Get time including milliseconds?

Hi,

Looking at the ‘Time’ function - there appears to be nothing smaller than 1 second :-((.

I want to be able to print a time including fractions of a second - is this possible on a Photon ??. I assume that the clock is driven by ‘milliseconds’ (or a similar resolution clock source ??)

In C# this format would be “HH:mm:ss;fff”;

I ‘could’ use millis() but is this actually synchronised to the clock time, ie is HH:MM:SS:000 seconds actually represented by millis() %1000 ?? returning 0.

Many Thanks…

BR
Graham

The Time object provided by the Particle framework is based on the STM32F RTC which only sports 1sec resolution and even that will go astray over time, hence the need to regularly call Particle.syncTime().

So even if you got millisecondd back from it they would not me comparable to atomic clock timestamps (never mind the network latency).

The presence of sub-second numbers in C# should also not fool you into believing that your PCs RTC provides atomic clock accuracy.

The millis() and micros() functions on the Particles are running independent of the RTC and are based on the sys tick counter of the MCU that starts counting up in sub µs as soon the MCU starts running.
But given the fact that there always will be some uncertainty about the actual current time, that initial offset between millis() and Time (max ±0.5 sec) should be a calculable risk.

The possibly best high precission time base you could get is via GPS (at least this is what we use at my company for process control network).

If you could give some more background what you need that precission for, we might be able to suggest solutions.
Usually time periodes (or relations between timestamps) need to be measured with higher precission than timestamps (calendric date/time), so seperating that might be one way.

@ScruffR - thanks for this response.
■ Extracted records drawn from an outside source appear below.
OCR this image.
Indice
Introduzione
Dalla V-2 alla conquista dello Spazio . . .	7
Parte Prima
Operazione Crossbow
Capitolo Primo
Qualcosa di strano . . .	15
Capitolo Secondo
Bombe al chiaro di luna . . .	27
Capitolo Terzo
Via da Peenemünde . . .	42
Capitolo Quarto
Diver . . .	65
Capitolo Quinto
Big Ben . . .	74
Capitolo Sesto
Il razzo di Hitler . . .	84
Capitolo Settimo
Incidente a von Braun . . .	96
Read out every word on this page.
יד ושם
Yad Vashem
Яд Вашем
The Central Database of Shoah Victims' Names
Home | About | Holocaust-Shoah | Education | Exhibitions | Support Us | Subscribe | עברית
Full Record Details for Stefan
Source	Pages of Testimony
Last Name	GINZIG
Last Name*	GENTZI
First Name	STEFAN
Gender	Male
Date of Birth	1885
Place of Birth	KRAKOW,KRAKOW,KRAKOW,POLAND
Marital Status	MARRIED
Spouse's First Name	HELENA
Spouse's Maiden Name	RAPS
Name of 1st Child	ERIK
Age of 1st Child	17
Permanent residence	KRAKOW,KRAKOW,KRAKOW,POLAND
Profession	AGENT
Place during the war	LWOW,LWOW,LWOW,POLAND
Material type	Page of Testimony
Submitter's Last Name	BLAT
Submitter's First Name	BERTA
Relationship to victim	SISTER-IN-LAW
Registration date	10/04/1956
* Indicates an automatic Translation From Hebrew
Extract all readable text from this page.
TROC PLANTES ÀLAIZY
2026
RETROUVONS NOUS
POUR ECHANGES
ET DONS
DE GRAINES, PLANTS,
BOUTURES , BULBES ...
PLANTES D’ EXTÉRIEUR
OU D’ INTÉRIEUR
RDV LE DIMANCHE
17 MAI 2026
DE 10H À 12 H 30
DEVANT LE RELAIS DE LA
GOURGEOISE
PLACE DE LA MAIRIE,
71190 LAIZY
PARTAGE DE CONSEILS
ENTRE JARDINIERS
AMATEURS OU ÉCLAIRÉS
I am certainly NOT looking for ultimate precision, and I DO fully understand the limitation of timing in c# ;-)). All I want is a relative millisecond tick, and thats precisely what c# .fff provides.

If I wanted really accurate time - I would as you suggest use GPS or even an old atomic clock receiver would do the job ;-)).

I am simply trying to indicate lapsed time between a command going out, and the response coming back. Its WAY easier to use time and include milliseconds, but if that’s not possible on this CPU then so be it :-((. I DO use this on PIC’s however with much success…but then I have full control over ALL the code.

I am currently using (int)(millis() % 1000l) after displaying the time but the ‘offset’ from zero is ‘annoying’ - thats all ;-)). HH:MM:SS (fff) in my logging.

I fully understand that the clock will ‘drift’, but over a few seconds its pretty damn accurate ;-)).

NB It ‘could’ easily be done with a clock interrupt - which simply resets a (local) millisec counter ‘on the second’ (or even minute/hour), thus ‘syncing’ the two sources - then Time could indeed easily include an fff feature.

Thanks for clarifying though…

BR
Graham

Any anecdotal evidence how big that clock drift might be over time? Is that something in the order of what a quartz crystal will do (i.e. a typical digital watch) or much worse?

It’s comparable to the drift of a free running (unsynced) PC clock (roughly a couple of seconds per day).